County: Clare Site name: MANUSMORE (Site AR100)
Sites and Monuments Record No.: N/A Licence number: 04E0187
Author: Graham Hull, TVAS Ireland Ltd.
Site type: Flat cemetery
Period/Dating: Prehistoric (12700 BC-AD 400)
ITM: E 537763m, N 672373m
Latitude, Longitude (decimal degrees): 52.798766, -8.922890
Evidence has been produced of funerary and perhaps industrial activity, indicated by metal slag, at this site on the N18 Ennis bypass. At present it is not known if these activities were contemporary.
Human burial is represented by 27 pits in which cremated bone was deposited. The cremation burials seemingly form three clusters within an unenclosed cemetery (or cemeteries), although the truncation caused by modern ploughing may have removed potential ditches/gullies. Without the absolute chronology offered by radiocarbon dating, the burials can as yet only be assigned to the 3000 years between the Early Bronze Age and the Late Iron Age.
The presence of pottery and lithics from some of the burials is interesting in itself and will, in combination with the absolute dating offered by radiocarbon, allow relative chronology across the site to be determined. The pottery and bone deposits seem, despite the modern ploughing, to have been token.
Some of the smaller features may have been postholes and might indicate the presence of timber structures or perhaps grave markers.
The funerary landscape of County Clare has been subject to considerable research and speculation and this new site has the potential to be meaningfully integrated into the corpus of knowledge (see, for example, Grogan 1995 and Grogan and Condit 2000).

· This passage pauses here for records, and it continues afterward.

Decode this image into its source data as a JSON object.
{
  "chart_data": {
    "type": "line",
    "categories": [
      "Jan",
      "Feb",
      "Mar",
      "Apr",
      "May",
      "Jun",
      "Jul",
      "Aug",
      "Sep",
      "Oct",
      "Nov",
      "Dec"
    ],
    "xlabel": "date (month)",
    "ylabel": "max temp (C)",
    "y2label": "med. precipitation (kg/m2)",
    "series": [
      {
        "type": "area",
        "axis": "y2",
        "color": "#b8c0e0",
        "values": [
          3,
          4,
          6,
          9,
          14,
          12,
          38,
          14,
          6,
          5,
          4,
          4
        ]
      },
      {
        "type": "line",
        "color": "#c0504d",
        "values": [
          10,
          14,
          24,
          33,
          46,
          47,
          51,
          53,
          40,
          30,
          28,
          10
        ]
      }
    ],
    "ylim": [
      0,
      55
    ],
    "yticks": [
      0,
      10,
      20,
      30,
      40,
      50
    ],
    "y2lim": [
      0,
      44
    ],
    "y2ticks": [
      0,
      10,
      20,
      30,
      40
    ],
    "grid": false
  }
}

The relationship of the archaeological site to the nearby Ardsollus River is potentially significant. The modern river course is 120m to the south-east but archaeological testing (Excavations 2003, No. 127, 03E1291) and geological survey suggest that the burial site may have been much closer to water in the prehistoric period.
References
Grogan, E, 1995 North Munster Project. In Discovery Programme Reports 2. Dublin.
Grogan, E., and Condit, T. 2000 The funerary landscape of Clare in space and time. In C. Ó Murchadha, County Clare studies. Ennis.